I couldn't write it any better so here is a great explanation and an example I found on The Weather Prediction website:
In the late fall and early winter months in the Southeast, cold front after cold front traverses the region, suppressing the truly marine air of the Gulf of Mexico further and further to the south. If this moisture is allowed to advect back northward over land and meets with a mid-latitude cyclone traveling over the Southeast at the same time, dangerous severe weather outbreaks can result. However, even a small amount of moisture coupled with ample shear aloft can result in severe weather over Alabama and Georgia in the winter months. These kind of events are the "sneakiest" of the bunch because they don't have the usual precursors such as sultry, humid air or extremely heavy rainfall accompanying them. In some cases, due to such lack of instability, there has been severe weather events, including tornadoes, without accompanying lightning or thunder. (http://www.theweatherprediction.com/weatherpapers/116/index.html)

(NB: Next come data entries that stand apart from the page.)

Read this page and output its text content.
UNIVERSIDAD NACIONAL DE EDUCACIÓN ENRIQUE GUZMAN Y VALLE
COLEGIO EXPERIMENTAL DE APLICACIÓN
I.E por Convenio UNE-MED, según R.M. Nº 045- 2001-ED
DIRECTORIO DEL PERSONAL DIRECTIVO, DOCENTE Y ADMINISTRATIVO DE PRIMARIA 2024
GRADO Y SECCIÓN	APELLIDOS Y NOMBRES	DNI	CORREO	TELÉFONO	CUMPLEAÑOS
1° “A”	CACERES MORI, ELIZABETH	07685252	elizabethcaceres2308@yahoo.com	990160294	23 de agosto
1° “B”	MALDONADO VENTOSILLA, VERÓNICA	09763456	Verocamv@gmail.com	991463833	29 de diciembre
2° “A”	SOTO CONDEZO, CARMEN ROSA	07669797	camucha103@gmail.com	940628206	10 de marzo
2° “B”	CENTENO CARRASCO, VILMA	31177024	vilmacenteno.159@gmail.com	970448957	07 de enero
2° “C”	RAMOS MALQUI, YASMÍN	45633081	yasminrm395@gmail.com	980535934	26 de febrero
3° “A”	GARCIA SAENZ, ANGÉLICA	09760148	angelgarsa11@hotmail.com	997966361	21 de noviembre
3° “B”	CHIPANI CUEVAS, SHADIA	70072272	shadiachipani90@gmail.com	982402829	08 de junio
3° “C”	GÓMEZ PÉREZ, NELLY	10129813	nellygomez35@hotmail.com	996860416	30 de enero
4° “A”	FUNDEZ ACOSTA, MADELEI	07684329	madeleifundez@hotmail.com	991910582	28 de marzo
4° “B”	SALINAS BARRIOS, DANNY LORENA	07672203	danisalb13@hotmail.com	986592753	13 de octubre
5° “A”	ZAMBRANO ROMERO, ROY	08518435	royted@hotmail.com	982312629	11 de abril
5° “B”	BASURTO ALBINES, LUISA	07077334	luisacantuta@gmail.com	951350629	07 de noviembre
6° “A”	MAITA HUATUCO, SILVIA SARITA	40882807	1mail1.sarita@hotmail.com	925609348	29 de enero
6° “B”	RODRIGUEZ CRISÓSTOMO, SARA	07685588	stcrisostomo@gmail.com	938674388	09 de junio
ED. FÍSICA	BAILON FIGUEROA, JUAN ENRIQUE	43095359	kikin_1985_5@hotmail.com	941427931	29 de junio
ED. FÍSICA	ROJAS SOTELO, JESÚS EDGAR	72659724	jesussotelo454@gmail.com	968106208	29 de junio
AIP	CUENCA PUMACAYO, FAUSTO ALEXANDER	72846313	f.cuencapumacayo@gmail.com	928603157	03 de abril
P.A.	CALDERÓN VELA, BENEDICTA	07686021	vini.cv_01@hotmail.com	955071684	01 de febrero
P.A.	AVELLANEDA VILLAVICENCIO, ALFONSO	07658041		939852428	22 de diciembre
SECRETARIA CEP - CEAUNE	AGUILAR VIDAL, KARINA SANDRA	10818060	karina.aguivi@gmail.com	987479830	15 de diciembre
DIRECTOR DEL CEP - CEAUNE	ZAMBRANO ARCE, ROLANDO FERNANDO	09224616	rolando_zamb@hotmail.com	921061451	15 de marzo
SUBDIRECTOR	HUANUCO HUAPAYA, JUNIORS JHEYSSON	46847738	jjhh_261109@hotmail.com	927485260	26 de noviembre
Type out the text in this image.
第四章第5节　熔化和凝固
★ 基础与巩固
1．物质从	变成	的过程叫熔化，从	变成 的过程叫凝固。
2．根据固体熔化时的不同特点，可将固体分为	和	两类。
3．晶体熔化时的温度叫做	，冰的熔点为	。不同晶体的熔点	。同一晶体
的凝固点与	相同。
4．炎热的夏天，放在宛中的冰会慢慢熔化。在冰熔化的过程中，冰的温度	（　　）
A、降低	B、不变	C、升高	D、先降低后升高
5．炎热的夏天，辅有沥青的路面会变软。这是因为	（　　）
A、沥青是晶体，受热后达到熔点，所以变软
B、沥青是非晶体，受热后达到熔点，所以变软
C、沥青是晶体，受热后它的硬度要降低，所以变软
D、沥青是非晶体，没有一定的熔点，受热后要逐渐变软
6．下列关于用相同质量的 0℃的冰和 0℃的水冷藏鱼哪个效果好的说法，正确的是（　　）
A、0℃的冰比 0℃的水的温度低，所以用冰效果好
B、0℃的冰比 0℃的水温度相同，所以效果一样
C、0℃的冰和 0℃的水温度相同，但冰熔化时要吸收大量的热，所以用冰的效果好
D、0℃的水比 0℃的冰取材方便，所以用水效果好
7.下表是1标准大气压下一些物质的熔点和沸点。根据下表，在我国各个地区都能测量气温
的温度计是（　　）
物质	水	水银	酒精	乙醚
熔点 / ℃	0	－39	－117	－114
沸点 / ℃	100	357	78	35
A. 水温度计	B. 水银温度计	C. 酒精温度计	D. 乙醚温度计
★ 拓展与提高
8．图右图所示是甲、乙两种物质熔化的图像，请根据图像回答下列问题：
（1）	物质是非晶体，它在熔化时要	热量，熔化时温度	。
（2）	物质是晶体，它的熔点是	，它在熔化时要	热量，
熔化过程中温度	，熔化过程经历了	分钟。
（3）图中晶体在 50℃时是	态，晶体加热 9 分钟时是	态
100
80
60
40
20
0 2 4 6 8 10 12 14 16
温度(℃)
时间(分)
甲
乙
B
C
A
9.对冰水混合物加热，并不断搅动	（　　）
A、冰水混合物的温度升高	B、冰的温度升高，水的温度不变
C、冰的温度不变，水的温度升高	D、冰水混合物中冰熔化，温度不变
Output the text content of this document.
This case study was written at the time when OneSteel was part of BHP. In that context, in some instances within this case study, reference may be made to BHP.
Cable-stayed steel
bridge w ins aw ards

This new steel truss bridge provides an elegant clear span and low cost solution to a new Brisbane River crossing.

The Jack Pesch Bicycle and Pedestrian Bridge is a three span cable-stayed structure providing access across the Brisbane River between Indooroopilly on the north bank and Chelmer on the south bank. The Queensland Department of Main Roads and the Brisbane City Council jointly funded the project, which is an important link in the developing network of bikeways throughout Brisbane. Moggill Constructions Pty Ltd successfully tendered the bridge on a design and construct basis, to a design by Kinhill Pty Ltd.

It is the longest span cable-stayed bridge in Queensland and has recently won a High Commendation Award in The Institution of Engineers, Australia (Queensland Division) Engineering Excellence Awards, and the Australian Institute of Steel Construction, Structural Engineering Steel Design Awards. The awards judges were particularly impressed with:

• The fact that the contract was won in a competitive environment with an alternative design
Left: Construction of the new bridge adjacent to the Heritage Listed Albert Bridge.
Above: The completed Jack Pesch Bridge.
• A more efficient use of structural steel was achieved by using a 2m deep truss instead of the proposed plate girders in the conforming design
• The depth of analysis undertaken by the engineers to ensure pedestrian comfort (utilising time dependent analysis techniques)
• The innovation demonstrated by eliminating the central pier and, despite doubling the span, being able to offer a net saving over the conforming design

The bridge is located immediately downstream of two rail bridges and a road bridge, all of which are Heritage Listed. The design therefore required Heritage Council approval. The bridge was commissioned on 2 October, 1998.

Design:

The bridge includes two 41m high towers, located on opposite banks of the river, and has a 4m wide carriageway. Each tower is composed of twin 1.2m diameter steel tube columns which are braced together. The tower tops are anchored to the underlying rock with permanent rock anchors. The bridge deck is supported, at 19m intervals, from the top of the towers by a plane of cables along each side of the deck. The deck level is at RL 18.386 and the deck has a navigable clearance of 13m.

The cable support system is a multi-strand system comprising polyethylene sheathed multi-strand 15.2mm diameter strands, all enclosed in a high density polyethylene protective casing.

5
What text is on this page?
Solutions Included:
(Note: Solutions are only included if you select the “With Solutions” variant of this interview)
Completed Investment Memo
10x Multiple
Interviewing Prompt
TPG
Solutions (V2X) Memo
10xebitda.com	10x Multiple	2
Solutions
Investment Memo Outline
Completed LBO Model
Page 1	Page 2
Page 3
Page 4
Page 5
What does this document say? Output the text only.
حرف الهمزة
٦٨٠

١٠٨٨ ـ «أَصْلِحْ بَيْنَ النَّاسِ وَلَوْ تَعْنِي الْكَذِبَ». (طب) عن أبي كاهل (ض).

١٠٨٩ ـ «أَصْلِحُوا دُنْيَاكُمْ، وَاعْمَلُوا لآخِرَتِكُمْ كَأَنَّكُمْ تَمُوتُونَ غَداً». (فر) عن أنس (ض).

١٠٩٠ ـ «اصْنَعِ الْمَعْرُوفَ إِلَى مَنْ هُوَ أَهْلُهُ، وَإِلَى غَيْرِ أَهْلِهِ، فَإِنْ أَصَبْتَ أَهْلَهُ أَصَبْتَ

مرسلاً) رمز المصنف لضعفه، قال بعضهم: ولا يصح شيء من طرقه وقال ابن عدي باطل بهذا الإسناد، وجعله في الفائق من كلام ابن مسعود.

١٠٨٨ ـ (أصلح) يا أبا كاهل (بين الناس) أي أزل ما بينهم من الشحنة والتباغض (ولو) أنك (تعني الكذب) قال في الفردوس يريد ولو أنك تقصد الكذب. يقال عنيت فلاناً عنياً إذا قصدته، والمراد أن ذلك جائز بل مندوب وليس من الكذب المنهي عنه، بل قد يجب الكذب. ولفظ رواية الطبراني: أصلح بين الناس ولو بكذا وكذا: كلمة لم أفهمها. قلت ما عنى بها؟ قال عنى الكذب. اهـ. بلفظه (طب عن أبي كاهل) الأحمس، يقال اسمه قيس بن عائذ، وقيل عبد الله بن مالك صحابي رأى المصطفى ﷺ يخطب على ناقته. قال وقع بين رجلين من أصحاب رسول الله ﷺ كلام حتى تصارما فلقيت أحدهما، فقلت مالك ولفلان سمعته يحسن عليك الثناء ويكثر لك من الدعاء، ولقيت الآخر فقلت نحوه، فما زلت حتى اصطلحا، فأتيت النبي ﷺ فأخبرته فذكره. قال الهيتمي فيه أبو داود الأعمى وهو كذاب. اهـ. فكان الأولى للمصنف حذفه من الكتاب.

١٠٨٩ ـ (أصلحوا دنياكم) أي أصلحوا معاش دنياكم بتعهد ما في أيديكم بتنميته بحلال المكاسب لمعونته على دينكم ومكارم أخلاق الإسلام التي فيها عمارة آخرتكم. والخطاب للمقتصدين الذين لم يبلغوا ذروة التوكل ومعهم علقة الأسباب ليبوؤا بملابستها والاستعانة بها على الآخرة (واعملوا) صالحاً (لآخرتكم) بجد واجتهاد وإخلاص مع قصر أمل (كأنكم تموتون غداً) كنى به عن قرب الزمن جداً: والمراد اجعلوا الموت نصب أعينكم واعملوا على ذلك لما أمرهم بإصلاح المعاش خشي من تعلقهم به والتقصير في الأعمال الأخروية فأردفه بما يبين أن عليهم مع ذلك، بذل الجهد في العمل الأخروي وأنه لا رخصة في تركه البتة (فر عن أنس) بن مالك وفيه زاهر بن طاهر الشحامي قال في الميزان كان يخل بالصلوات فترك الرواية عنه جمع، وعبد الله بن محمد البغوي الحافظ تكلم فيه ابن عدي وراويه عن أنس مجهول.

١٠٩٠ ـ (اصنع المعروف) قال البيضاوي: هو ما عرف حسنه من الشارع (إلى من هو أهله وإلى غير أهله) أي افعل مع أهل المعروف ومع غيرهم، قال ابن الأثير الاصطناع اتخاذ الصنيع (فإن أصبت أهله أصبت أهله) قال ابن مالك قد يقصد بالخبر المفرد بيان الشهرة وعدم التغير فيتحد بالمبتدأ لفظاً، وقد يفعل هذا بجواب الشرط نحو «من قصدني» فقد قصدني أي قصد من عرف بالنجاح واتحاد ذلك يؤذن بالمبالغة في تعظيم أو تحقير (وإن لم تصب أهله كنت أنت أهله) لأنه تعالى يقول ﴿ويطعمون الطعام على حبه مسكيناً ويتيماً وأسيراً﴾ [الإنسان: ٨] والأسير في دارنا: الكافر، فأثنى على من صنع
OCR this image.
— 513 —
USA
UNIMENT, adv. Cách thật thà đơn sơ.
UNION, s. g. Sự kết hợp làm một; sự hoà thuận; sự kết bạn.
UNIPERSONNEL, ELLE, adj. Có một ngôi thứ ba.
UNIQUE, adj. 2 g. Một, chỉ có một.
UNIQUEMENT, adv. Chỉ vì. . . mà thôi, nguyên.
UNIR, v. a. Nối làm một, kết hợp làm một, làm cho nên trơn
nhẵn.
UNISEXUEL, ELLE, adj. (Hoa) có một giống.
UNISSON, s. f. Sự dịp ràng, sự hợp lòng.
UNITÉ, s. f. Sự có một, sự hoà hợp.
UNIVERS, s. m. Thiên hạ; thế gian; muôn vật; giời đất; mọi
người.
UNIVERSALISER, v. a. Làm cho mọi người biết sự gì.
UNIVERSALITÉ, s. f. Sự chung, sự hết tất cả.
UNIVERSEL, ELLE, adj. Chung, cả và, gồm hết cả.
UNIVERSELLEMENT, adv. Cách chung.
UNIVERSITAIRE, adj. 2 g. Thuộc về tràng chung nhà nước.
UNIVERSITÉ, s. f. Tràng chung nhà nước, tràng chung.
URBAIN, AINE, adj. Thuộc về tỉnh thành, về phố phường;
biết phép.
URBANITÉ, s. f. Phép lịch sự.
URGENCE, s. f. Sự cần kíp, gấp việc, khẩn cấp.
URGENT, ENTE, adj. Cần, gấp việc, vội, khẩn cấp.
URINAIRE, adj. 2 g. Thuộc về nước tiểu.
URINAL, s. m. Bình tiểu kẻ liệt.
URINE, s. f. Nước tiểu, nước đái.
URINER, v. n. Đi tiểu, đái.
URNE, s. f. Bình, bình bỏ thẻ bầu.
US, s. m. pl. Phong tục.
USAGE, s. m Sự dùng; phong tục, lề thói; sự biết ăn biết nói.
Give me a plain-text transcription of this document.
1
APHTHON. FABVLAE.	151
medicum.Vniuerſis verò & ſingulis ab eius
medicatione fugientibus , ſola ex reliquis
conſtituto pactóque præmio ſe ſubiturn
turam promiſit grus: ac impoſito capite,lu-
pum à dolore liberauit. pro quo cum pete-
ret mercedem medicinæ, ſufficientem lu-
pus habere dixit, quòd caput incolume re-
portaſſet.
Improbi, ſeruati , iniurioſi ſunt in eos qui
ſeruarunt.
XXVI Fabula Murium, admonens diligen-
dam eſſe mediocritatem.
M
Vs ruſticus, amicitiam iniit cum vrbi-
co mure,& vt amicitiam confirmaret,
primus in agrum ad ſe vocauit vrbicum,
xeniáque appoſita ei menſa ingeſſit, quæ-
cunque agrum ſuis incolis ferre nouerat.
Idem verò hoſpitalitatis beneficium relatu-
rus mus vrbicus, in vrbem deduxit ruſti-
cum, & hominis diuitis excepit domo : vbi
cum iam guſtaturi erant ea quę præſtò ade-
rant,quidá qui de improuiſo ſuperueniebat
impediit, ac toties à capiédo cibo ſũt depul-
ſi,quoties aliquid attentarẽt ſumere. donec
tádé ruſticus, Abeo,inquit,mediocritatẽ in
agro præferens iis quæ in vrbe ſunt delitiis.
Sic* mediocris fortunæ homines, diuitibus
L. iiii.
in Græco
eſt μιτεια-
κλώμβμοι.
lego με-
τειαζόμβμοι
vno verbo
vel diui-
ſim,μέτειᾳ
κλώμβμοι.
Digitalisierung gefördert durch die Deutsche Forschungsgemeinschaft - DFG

The winter of 2006-07 was characterized by extreme cold in some parts of Alabama and Georgia, and as a result, moisture was slow to advect into the area after frontal passages. In this span of time, there were a few instances of high-shear, low-instability severe weather events in the area. The first such event occurred on November 30, 2006, in western Alabama. A low-topped line of convection approaching the border from Mississippi that night was energized by a high amount of shear in the atmosphere, as evidenced by the 00Z Birmingham sounding that yielded a 0-3 km helicity value of a whopping 273 m2/s2 and a 0-6 km shear value of 63 kt despite a CAPE value of just 162 J/kg
Despite the lack of lightning or thunder with the line of showers, they would go on to produce four tornadoes in Hale and Marengo counties, one of which was an F0 (this was before the advent of the Enhanced Fujita scale) and three of which were F1's, and several reports of wind damage in the Tuscaloosa and Birmingham areas. While the Hale County storms were warned by the NWS in Birmingham, there was no tornado warning issued for Marengo County, which ironically was the heavier-populated county of the two struck by tornadoes. The unique situation was forecast on the synoptic scale with a slight risk issued by the Storm Prediction Center, but the lack of resemblance to a "classic" severe thunderstorm prevented timely warnings.
What's great about 2015 versus 2006? The fact that the NWS has dual pol radar which means we can detect debris lofted from tornadoes which is helpful in the daytime but especially at night when it's difficult for storm spotters to see what's happening at the lowest levels.
Is Sunday into Monday going to be a similar type event? It could be but then again it may not be. Models are still trying to figure out the evolution of the trough aka dip in the jet stream. Will the wave stay open or will it close?
The latest data is indicating a better chance of this system closing off, which would slow it down. Thinking, which is the worst possible scenario seeing most of us will be sleeping or at least trying to that this event holds off until the wee hours of the morning on Monday.
FORECAST AS OF NOW:
A line of rain with very little thunder and lightning arriving late Sunday night across west Alabama and progressing eastward during the morning hours of Monday. Rain will be heavy at times and will impact travelers. Gusty winds will be possible with the strongest of the cells. Remember, it doesn't take much wind to knock down tree limbs and trees, especially dead ones. We can't rule out brief spin ups but it would be very localized. I barely see any instability around 12am Monday and then by 9am I see a little spike across east Alabama into west Georgia. There is a ton of wind shear with this system and so it's not going to take much instability to get a few strong or severe storms to form. We will be able to iron out the details in the coming days.
Please keep up with this changing forecast!